Bergeron v Waste Managment
Bergeron Environmental, owned by Davie businessman Ron Bergeron, is suing Waste Management, Sun’s successor company LGL Recycling and several LGL executives and an affiliated person, for breach of contract and conspiracy. The complaint alleges they wrongfully “destroyed” his economic interest and multi-million-dollar equity in Sun Bergeron, a 50-50 joint venture with Sun that in 2012 broke Waste Management’s monopolistic control of trash disposal in Broward when it won competitive municipal recycling and disposal contracts.
Ron Bergeron’s partner in Sun Bergeron was SWS/Sun’s principal owner, Anthony Lomangino. Soon after Sun Bergeron was up and running, however, Lomangino, began secretly negotiating to sell out to Waste Management, according to court filings.

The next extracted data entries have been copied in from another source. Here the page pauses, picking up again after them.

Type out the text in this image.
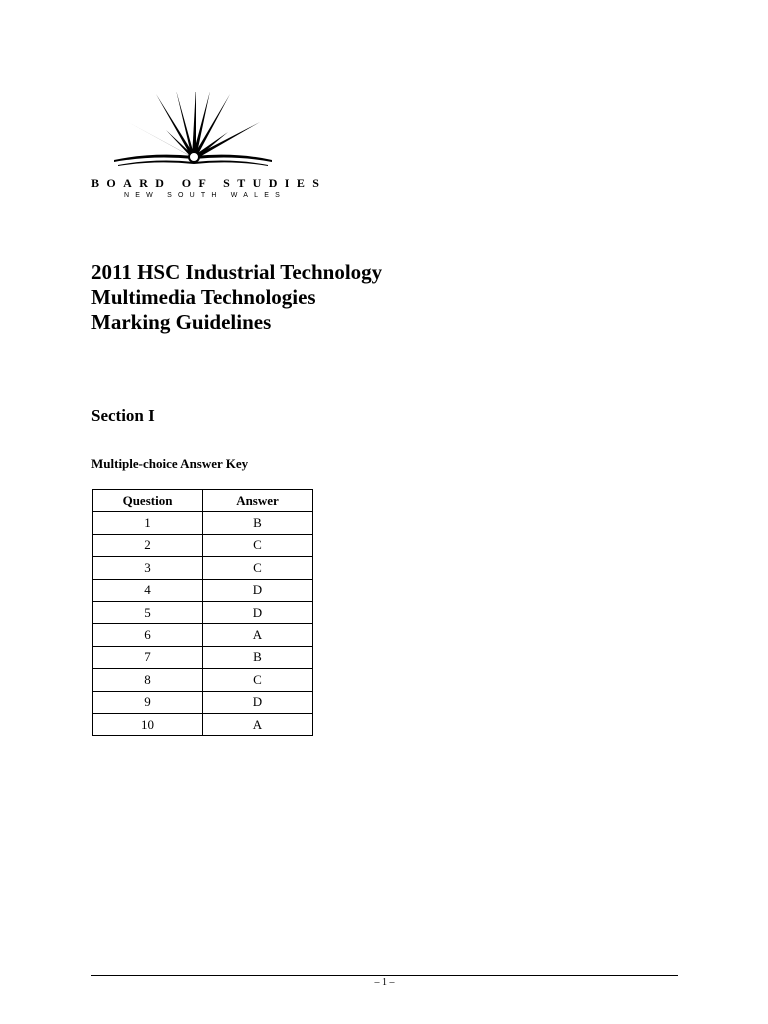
BOARD OF STUDIES
NEW SOUTH WALES
2011 HSC Industrial Technology
Multimedia Technologies
Marking Guidelines
Section I
Multiple-choice Answer Key
Question	Answer
1	B
2	C
3	C
4	D
5	D
6	A
7	B
8	C
9	D
10	A
– 1 –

The deal was complicated. Waste Management didn’t simply purchase SWS/Sun outright. Instead, In June 2015 an “Asset Purchase Agreement” (APA) was used to buy many of SWS’s assets, including Sun’s economic interests in the Sun Bergeron joint venture and its municipal contracts. A month later, the APA was superseded by an “Amended and Restated” APA. To complicate things further, at closing in January 2016 an “Amendment to the Amended and Restated” APA was signed.
So, too, were other legal documents, including a subcontract in which Sun/LGL gave Waste Management control over Sun Bergeron’s performance of its municipal customer contracts. The subcontract, however, didn’t require Waste Management to perform all of the services at the same level of service as Sun Bergeron.

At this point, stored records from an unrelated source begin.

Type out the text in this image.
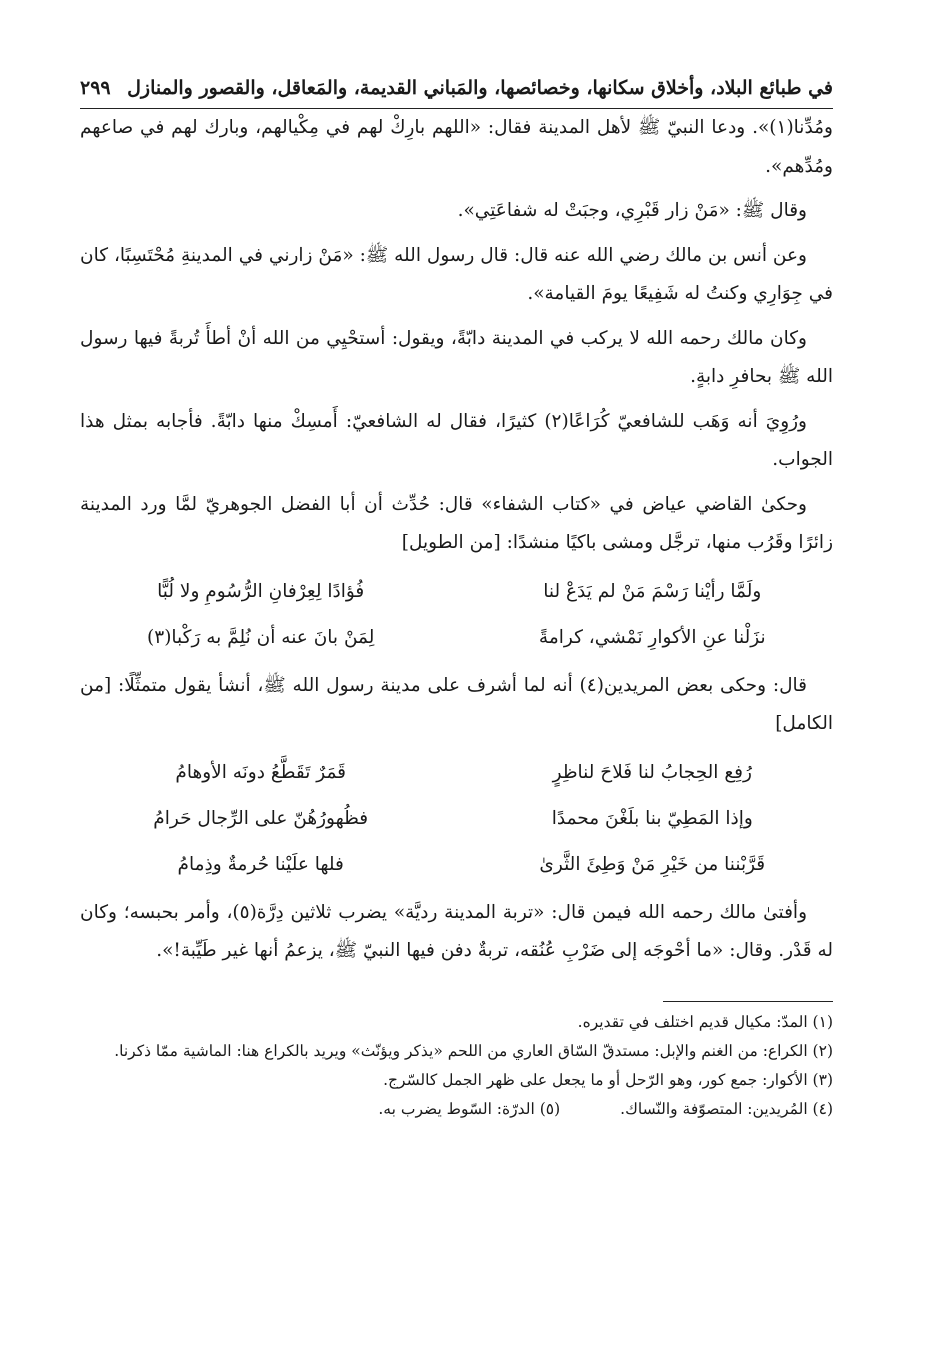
في طبائع البلاد، وأخلاق سكانها، وخصائصها، والمَباني القديمة، والمَعاقل، والقصور والمنازل
٢٩٩

ومُدِّنا(١)». ودعا النبيّ ﷺ لأهل المدينة فقال: «اللهم بارِكْ لهم في مِكْيالهم، وبارك لهم في صاعهم ومُدِّهم».

وقال ﷺ: «مَنْ زار قَبْرِي، وجبَتْ له شفاعَتِي».

وعن أنس بن مالك رضي الله عنه قال: قال رسول الله ﷺ: «مَنْ زارني في المدينةِ مُحْتَسِبًا، كان في جِوَارِي وكنتُ له شَفِيعًا يومَ القيامة».

وكان مالك رحمه الله لا يركب في المدينة دابّةً، ويقول: أستحْيِي من الله أنْ أطأَ تُربةً فيها رسول الله ﷺ بحافرِ دابةٍ.

ورُوِيَ أنه وَهَب للشافعيّ كُرَاعًا(٢) كثيرًا، فقال له الشافعيّ: أَمسِكْ منها دابّةً. فأجابه بمثل هذا الجواب.

وحكىٰ القاضي عياض في «كتاب الشفاء» قال: حُدِّث أن أبا الفضل الجوهريّ لمَّا ورد المدينة زائرًا وقَرُب منها، ترجَّل ومشى باكيًا منشدًا: [من الطويل]

ولَمَّا رأيْنا رَسْمَ مَنْ لم يَدَعْ لنا
فُؤادًا لِعِرْفانِ الرُّسُومِ ولا لُبًّا
نزَلْنا عنِ الأكوارِ نَمْشي، كرامةً
لِمَنْ بانَ عنه أن نُلِمَّ به رَكْبا(٣)

قال: وحكى بعض المريدين(٤) أنه لما أشرف على مدينة رسول الله ﷺ، أنشأ يقول متمثِّلًا: [من الكامل]

رُفِع الحِجابُ لنا فَلاحَ لناظِرٍ
قَمَرٌ تَقَطَّعُ دونَه الأوهامُ
وإذا المَطِيّ بنا بلَغْنَ محمدًا
فظُهورُهُنّ على الرِّجال حَرامُ
قَرَّبْننا من خَيْرِ مَنْ وَطِئَ الثَّرىٰ
فلها علَيْنا حُرمةٌ وذِمامُ

وأفتىٰ مالك رحمه الله فيمن قال: «تربة المدينة رديَّة» يضرب ثلاثين دِرَّة(٥)، وأمر بحبسه؛ وكان له قَدْر. وقال: «ما أحْوجَه إلى ضَرْبِ عُنُقه، تربةٌ دفن فيها النبيّ ﷺ، يزعمُ أنها غير طَيِّبة!».

(١) المدّ: مكيال قديم اختلف في تقديره.

(٢) الكراع: من الغنم والإبل: مستدقّ السّاق العاري من اللحم «يذكر ويؤنّث» ويريد بالكراع هنا: الماشية ممّا ذكرنا.

(٣) الأكوار: جمع كور، وهو الرّحل أو ما يجعل على ظهر الجمل كالسّرج.

(٤) المُريدين: المتصوّفة والنّساك.

(٥) الدرّة: السّوط يضرب به.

Further, through another legal twist, Sun/LGL later became a consultant for Waste Management – meaning that the same entity that regulators were assured would supervise Waste Management under the subcontract to keep Sun Bergeron independent and competitive was now duty-bound to Waste Management.
A murky legal swamp
Making that legal swamp even murkier were accusations that shortly after closing, lawyers for Waste Management and Sun “purposefully swapped the transaction’s closing documents,” including schedules of assets purchased which included Sun’s interest in the joint venture’s customer contracts. The documents show how, despite assurances to the contrary, Sun Bergeron’s ability to compete with Waste Management was eliminated, court papers say.

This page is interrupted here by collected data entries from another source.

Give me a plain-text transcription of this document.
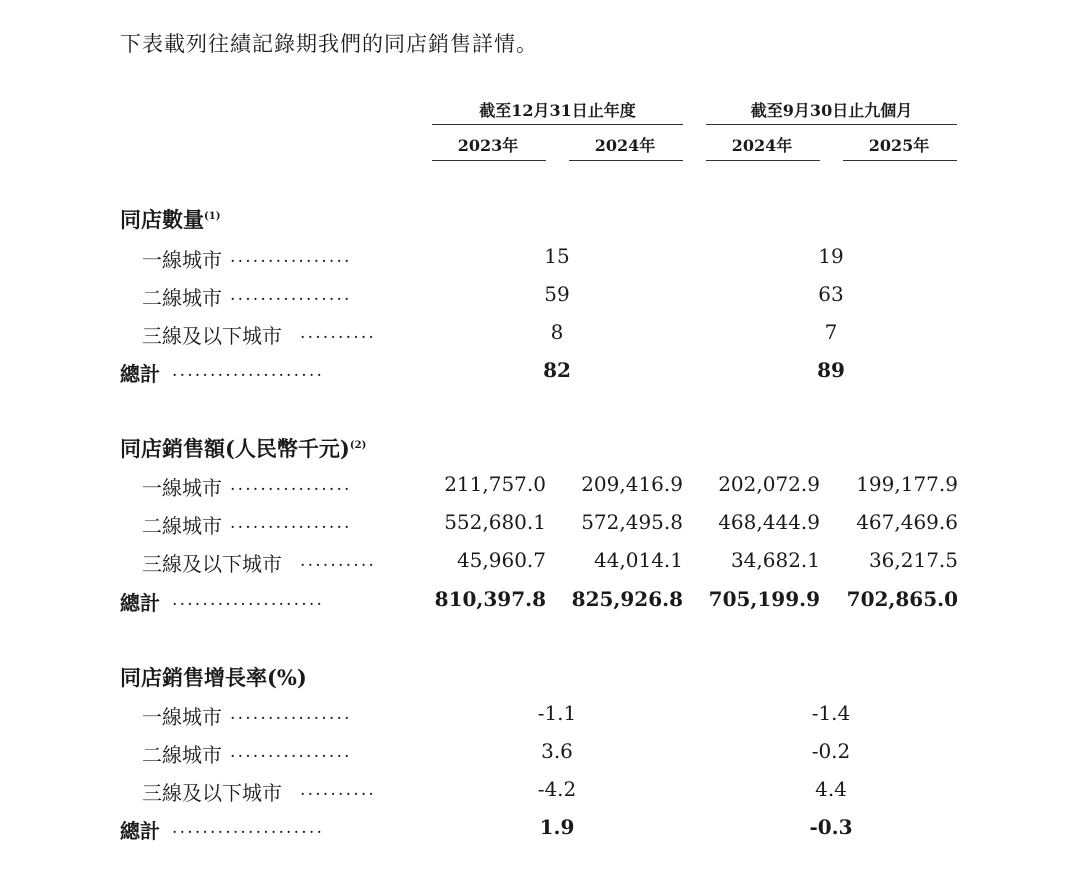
下表載列往績記錄期我們的同店銷售詳情。
截至12月31日止年度	截至9月30日止九個月
2023年	2024年	2024年	2025年
同店數量$^{(1)}$
一線城市 ................	15	19
二線城市 ................	59	63
三線及以下城市 ..........	8	7
總計 ....................	82	89
同店銷售額(人民幣千元)$^{(2)}$
一線城市 ................	211,757.0	209,416.9	202,072.9	199,177.9
二線城市 ................	552,680.1	572,495.8	468,444.9	467,469.6
三線及以下城市 ..........	45,960.7	44,014.1	34,682.1	36,217.5
總計 ....................	810,397.8	825,926.8	705,199.9	702,865.0
同店銷售增長率(%)
一線城市 ................	-1.1	-1.4
二線城市 ................	3.6	-0.2
三線及以下城市 ..........	-4.2	4.4
總計 ....................	1.9	-0.3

“The schedules were intentionally swapped, not amended, purposely to deceive regulators, this court, Bergeron and the joint venture’s” municipal customers in case it had to be produced to regulators or anyone else, the documents allege.
In an attempt to rebut that notion, Waste Management’s attorneys called a pair of witnesses who asserted that Sun Bergeron was not adversely impacted by the deal and denied that it was structured in a way to mislead regulators.
Thomas Crummy, Waste Management’s director of market planning and development, acknowledged that the asset schedules were changed out about two weeks after closing in order to make them correct. There was concern, he said, that regulators would see they were “inconsistent” with the deal that was agreed to.
“We don’t take these transactions lightly. They’re not stupid people,” Waste Management Vice President for Legal Affairs Sang-Chu “John” Tsai said of the antitrust regulators at the Department of Justice and the Florida Attorney General’s Office.
Judge Tuter gave both sides 30 days to provide him with proposed orders for his consideration.